For Maryland, which will start Big Ten play in 2014, the additional money will hopefully help turn around an athletic program with pressing needs.
An internal report by the university in 2011 estimated that -- without the jump to the Big Ten -- the school's 27 intercollegiate sports teams would have a $17.2 million cumulative deficit by 2017. The school recently eliminated seven sports teams.
The study showed that while Maryland was projected to invest $72,997 per student athlete in 2013, it lagged far behind other schools in the Atlantic Coast Conference, which Maryland will be leaving. Florida State invests $128,700 per student athlete, and the University of Miami spends $116,914, the study said.
When the ACC recently renegotiated its own TV contracts, University of Maryland Assistant Vice President Brian Ullmann said the school's annual conference revenue jumped from roughly $12 million to $17 million.
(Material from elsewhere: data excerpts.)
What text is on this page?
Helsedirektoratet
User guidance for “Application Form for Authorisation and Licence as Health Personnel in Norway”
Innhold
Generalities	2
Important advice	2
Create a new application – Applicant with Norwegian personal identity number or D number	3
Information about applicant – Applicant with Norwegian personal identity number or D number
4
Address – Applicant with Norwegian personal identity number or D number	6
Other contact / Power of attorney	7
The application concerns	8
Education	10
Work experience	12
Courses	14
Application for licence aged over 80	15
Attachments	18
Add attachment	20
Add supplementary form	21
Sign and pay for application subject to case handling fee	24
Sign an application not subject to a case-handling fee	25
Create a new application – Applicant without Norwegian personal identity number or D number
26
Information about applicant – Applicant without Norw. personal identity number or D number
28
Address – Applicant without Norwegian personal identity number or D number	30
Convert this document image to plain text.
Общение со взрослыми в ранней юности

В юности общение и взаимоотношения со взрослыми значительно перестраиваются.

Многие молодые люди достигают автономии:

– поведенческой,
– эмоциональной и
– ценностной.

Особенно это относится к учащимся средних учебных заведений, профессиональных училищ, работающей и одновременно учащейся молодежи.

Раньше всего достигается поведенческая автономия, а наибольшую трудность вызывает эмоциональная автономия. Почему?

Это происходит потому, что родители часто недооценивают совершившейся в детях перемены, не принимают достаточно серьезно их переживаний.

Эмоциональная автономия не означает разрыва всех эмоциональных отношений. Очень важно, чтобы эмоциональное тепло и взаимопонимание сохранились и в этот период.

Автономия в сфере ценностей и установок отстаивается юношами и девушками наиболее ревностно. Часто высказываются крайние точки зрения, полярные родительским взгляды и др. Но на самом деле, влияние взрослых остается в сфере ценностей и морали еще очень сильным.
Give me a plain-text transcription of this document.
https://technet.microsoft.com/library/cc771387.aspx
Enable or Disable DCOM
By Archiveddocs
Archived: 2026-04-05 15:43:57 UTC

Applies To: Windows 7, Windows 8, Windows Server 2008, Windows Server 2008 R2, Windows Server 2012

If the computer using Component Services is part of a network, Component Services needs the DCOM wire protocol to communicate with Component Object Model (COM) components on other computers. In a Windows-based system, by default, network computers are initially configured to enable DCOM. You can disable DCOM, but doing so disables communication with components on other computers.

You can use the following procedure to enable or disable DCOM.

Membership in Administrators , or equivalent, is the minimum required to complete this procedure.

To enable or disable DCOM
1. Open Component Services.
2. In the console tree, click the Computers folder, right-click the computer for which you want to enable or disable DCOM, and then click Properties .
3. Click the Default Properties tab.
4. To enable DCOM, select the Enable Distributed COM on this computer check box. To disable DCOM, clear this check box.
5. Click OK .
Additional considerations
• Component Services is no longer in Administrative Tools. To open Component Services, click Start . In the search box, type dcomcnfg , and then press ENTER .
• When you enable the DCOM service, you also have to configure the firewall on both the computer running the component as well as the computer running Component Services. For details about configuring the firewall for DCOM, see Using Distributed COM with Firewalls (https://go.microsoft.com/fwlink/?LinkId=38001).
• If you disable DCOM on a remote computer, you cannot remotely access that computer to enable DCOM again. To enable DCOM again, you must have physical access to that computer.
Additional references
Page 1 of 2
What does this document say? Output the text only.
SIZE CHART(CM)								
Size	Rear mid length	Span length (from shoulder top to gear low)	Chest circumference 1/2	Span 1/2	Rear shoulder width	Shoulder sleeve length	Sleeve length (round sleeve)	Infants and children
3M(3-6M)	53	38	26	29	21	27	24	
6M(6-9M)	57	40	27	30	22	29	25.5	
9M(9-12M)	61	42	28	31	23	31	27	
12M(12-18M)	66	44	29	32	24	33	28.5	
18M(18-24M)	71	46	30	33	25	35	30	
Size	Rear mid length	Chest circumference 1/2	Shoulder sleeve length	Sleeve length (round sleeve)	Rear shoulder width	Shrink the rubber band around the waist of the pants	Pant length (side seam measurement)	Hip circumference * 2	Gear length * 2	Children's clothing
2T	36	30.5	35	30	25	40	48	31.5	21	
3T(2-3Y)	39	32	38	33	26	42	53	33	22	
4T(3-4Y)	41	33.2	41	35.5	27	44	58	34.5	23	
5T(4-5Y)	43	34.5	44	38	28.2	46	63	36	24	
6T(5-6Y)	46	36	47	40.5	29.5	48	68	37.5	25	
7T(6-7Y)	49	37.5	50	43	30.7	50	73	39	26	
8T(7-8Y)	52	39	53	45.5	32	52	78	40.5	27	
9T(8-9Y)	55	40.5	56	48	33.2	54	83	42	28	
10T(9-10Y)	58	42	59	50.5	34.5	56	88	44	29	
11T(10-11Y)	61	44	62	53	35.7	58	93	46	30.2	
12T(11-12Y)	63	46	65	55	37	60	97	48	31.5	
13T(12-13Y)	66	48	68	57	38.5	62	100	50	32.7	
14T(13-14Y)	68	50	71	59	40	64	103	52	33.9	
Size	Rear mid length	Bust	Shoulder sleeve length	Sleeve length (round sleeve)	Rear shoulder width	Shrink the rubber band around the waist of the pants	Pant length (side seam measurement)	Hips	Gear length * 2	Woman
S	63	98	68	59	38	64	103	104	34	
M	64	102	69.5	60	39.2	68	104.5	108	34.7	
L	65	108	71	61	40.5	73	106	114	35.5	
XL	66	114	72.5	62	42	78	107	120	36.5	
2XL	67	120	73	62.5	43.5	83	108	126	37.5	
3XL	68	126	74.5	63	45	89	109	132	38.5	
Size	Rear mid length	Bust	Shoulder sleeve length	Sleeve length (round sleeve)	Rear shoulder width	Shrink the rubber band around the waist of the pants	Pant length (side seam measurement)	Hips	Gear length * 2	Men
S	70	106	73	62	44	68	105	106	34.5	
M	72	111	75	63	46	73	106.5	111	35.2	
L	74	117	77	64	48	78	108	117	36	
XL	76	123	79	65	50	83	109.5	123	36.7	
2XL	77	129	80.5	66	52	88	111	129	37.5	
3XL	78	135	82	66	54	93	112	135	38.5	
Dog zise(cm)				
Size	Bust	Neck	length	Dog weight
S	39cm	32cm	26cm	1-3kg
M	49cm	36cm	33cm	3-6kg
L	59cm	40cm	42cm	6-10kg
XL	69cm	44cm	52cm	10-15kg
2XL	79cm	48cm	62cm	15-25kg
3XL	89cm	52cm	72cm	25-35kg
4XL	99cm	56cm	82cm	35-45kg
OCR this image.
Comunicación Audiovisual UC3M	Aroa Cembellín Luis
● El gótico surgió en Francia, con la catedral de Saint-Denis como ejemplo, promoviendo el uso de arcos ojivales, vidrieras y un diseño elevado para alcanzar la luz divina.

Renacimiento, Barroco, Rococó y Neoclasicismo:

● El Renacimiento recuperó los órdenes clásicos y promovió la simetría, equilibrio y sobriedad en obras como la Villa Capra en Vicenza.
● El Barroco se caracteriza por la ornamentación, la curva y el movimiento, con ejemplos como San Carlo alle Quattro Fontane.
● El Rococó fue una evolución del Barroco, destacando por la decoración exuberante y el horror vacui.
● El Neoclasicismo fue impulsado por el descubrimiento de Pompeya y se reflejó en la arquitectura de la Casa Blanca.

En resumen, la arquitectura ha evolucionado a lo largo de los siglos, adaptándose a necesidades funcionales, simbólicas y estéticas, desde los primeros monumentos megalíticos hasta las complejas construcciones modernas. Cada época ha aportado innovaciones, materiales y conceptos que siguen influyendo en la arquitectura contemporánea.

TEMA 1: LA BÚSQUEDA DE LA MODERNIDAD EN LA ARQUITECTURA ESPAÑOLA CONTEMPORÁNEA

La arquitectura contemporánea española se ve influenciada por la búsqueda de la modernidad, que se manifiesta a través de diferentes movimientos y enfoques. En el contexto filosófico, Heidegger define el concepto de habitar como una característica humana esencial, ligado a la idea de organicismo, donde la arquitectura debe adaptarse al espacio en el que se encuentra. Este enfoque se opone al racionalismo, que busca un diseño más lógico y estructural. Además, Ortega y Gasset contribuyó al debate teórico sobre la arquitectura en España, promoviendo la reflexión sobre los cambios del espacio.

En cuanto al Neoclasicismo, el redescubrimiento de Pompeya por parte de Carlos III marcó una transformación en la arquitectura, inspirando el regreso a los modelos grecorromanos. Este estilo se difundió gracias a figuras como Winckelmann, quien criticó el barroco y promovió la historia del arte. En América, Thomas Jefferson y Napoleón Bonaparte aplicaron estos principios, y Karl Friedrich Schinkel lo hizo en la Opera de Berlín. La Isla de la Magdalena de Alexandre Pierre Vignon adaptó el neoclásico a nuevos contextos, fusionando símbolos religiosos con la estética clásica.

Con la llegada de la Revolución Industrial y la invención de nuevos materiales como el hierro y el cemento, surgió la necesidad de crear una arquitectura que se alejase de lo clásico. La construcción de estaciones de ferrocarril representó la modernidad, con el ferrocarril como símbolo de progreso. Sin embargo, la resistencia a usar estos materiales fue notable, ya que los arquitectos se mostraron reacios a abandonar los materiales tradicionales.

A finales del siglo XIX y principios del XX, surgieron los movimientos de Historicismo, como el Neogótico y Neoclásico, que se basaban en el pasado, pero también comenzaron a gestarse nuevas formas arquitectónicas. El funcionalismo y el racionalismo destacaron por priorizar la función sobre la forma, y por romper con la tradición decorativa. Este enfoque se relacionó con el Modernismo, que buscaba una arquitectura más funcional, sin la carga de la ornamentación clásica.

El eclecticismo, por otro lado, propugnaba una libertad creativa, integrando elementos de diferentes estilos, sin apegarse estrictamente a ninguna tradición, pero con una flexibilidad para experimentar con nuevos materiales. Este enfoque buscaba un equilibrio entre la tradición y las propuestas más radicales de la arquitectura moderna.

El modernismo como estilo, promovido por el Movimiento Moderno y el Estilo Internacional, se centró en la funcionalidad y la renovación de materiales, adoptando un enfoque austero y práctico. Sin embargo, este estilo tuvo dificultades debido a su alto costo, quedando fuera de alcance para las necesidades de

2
But Ullmann said the Big Ten had too many tempting advantages like its own network -- the ACC, he said, has nothing that compares -- and the fact that the Big Ten would soon likely have another windfall when it renegotiated its own major TV contracts.
"Having an equity stake in what we think is an enormously popular and lucrative channel" is a benefit of the Big Ten Network, he said.
In Minnesota, the Big Ten's focus on generating cash, realigning the conference and expanding its TV presence continue to make some uneasy.
Peggy Lucas, another longtime donor who gave $25,000 to help build the school's Ridder Arena, said she is confused by the ever-changing world of big-time college athletics, even though Maturi regularly briefed her and others of how the Big Ten money was being spent.
"I think it's all about money," Lucas said of the Big Ten's expansion. "Where does it stop?"